L'historien Jacques Lacoursière avait inspiré à Annabel Loyola le projet de son documentaire auquel la cinéaste a consacré 4 ans. En rédigeant un rapport, c'est aussi lui qui a favorisé la reconnaissance de la contribution de Jeanne Mance dans le cadre du 370e anniversaire de la fondation de Montréal.

EN SOUVENIR

«Mes chers compatriotes, je crois aux forces de l'esprit. Si l'argent ne produit que de l'argent, la lutte des classes sera plus violente que jamais». Paroles d'analyste, de visionnaire, d'érudit, d'homme politique; parole d'homme qui a mérité de marquer les gens et les temps.

D'après le livre Le dernier Mitterrand de Georges-Marc Benamou, qui a participé au scénario, le film Le promeneur du Champ de Mars, du producteur et réalisateur Robert Guédiguian, évoque la relation entre Antoine Moreau et François Mitterand, incarné par Michel Bouquet. L'émérite acteur vient d'interpréter Renoir, une réalisation de Gilles Bourdos dont on attend la sortie au Québec après la projection en clôture de la section Un certain regard au 65e Festival de Cannes.

Le président français se confie à un jeune auteur pour qu'il rédige ses mémoires. Le film nous présente un Mitterand âgé, vulnérable mais toujours convaincu, un esthète féru d'Histoire (il amène Antoine à Chartres pour lui faire voir les gisants) et de littérature (il lui cite Péguy, Valéry, Hugo), qui se souvient de De Gaule en disant qu'il a été «congédié par la bourgeoisie. Je suis le dernier des grands présidents . Le dernier dans la lignée de De Gaule. Après moi, il n'y aura plus que des financiers et des comptables».

Guédiguian a fait une très belle scène avec un mouvement de caméra vers la gauche pour montrer ses lectures sur son bureau dont Le grand Meaulnes et Belle du Seigneur pendant qu'il parle de son passé pour lequel on le traquait; cinquante ans après les faits, on rappelait qu'il avait été photographié avec Pétain et avec des résistants. On insistait aussi sur sa fille née hors mariage. Antoine rétorquait  : «Tout ça, c'est pas de la politique, c'est la vie privée».

Aussi, Guédiguian additionne les gros plans des travailleurs qui l'écoutent quand il rappelle la création de la 1e chambre syndicale des mineurs en 1884 et qu'il incite à servir la dignité humaine, la reconnaissance des droits sociaux parce que «notre famille, ce sont les ouvriers, les salariés, les gens qui peinent». Il a longtemps pensé que l'on pouvait transformer le monde, jusqu'aux impositions de l'âge, la maladie, la proximité de la mort, la mondialisation, l'Europe, l'effondrement des pays socialistes.

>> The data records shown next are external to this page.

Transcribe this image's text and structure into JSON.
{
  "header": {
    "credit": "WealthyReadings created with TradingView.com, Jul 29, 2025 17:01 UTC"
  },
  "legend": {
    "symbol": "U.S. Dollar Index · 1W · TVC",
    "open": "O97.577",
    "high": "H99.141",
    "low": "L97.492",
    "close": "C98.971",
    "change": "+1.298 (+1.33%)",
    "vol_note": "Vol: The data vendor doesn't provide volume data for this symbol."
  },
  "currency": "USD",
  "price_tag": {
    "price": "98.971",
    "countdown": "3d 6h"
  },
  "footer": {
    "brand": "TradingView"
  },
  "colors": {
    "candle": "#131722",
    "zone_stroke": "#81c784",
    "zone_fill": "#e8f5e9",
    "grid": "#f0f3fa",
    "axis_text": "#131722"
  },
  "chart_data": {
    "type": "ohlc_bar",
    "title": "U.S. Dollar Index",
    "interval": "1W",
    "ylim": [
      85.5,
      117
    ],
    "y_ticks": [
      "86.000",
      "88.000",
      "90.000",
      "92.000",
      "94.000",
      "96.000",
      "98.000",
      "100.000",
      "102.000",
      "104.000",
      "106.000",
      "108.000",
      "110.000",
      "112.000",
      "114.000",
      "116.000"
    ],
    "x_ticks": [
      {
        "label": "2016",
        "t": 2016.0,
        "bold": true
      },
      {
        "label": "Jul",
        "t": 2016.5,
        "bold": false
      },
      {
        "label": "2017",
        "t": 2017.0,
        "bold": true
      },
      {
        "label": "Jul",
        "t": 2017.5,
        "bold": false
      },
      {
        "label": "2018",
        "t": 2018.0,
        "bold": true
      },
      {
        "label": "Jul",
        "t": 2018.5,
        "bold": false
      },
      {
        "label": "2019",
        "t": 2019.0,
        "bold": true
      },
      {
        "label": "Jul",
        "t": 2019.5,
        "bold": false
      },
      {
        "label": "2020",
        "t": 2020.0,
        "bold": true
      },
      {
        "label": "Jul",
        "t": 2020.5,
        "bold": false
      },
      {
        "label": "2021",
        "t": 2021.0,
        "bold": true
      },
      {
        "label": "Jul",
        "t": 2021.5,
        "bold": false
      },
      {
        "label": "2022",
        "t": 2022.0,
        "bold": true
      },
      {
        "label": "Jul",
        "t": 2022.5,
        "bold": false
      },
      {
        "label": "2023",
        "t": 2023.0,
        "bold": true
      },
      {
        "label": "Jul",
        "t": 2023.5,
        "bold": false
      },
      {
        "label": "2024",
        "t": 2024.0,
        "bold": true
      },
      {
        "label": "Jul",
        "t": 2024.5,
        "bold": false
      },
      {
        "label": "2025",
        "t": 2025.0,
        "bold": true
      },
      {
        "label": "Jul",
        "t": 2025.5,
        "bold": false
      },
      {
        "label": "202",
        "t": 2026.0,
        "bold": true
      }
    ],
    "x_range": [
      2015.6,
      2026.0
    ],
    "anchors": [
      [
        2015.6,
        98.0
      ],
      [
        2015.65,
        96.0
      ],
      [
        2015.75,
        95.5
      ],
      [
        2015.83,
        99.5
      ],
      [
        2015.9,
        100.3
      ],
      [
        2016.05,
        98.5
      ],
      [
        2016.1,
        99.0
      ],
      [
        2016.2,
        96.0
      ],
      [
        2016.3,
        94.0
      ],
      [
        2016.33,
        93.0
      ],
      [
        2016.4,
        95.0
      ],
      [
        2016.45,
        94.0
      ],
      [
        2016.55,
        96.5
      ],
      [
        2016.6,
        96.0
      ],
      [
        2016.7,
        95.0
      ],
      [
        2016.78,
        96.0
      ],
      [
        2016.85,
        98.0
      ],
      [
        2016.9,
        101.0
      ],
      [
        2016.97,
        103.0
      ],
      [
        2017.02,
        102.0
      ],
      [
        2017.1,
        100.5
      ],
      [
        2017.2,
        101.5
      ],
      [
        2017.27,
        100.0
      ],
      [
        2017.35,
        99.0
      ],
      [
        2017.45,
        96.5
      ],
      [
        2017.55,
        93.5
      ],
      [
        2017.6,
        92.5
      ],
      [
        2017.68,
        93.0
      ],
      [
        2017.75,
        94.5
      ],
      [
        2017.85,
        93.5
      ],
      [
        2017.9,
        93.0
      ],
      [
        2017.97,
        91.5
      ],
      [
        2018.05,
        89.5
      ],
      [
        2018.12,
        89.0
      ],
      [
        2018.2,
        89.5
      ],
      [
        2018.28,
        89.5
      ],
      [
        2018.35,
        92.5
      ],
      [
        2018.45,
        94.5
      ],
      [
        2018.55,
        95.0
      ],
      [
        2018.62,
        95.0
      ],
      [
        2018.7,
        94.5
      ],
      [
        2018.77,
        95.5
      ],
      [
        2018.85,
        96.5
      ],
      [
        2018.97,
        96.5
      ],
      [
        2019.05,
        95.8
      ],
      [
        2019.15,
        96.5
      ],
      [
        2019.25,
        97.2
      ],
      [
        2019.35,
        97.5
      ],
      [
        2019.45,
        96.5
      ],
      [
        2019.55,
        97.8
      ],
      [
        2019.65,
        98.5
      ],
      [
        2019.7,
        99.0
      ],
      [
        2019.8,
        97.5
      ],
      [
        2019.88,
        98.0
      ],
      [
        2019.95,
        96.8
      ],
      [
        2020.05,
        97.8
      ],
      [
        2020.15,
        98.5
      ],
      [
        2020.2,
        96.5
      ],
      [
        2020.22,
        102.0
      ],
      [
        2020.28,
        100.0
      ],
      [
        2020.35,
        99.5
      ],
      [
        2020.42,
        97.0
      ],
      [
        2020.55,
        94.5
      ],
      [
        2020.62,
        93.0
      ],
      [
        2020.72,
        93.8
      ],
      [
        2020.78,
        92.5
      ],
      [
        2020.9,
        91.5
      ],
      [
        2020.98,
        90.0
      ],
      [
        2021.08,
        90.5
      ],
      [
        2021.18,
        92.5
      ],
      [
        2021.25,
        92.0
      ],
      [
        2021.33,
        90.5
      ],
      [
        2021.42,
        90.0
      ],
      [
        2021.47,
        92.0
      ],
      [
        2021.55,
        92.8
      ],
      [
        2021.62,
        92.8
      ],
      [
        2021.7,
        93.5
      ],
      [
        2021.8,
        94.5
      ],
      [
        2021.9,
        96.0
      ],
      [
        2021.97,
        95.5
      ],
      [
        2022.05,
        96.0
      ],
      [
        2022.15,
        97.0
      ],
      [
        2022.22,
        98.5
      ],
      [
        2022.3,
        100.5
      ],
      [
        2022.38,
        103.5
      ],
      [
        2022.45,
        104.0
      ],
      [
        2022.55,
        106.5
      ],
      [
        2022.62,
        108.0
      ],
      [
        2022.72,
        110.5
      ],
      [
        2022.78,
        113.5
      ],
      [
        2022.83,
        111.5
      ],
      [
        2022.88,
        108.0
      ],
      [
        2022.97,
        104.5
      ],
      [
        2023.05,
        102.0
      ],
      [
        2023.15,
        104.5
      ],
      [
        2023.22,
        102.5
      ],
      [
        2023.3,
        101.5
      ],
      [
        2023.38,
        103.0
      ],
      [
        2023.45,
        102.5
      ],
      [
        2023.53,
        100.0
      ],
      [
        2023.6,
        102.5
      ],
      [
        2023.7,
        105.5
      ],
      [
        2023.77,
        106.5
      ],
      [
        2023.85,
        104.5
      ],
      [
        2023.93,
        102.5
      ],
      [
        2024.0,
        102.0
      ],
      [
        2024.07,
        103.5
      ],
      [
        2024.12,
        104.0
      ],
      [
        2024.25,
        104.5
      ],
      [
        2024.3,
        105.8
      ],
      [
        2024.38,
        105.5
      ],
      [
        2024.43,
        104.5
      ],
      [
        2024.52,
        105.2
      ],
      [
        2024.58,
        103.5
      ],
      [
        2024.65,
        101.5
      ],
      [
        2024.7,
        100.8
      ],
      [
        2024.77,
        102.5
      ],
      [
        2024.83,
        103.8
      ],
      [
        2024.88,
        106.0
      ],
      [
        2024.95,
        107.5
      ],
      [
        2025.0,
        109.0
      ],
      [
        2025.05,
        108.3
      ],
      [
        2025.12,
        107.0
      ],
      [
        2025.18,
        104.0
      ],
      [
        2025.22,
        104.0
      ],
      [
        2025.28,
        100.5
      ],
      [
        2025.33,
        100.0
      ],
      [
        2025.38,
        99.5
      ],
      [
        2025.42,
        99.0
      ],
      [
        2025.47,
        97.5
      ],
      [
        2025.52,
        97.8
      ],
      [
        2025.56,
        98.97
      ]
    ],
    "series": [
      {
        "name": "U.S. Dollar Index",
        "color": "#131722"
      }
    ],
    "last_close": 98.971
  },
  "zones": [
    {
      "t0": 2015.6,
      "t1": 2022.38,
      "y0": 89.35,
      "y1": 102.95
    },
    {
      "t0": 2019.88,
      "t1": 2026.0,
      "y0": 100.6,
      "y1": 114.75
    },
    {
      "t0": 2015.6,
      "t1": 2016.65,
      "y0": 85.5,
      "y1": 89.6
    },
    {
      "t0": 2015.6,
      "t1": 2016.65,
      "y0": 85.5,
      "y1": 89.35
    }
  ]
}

Il adorait les actrices, les femmes avec une vraie gravité. Ainsi que Lamartine, il a eu des maîtresses. Dont on a beaucoup parlé. Au détriment peut-être de ses appels  : «Laisserons-nous le monde se transformer en un marché global sans autre loi que celle du plus fort, sans autre objectif que la réalisation du maximum de profits en un minimum de temps? Un monde où la spéculation ruine en quelques heures le travail de millions d'hommes et de femmes? Allons-nous abandonner les générations futures à ces forces aveugles?

50 ans de vie politique avec des rêves pugnaces, des idées tenaces, des romantismes fugaces et des illusions acharnées, des hésitations repoussées, des affrontements obstinés. Même dans ses derniers instants, il exprimait une grande vitalité puisqu'il déclarait  : «Il faut mourir en disant oui à la vie».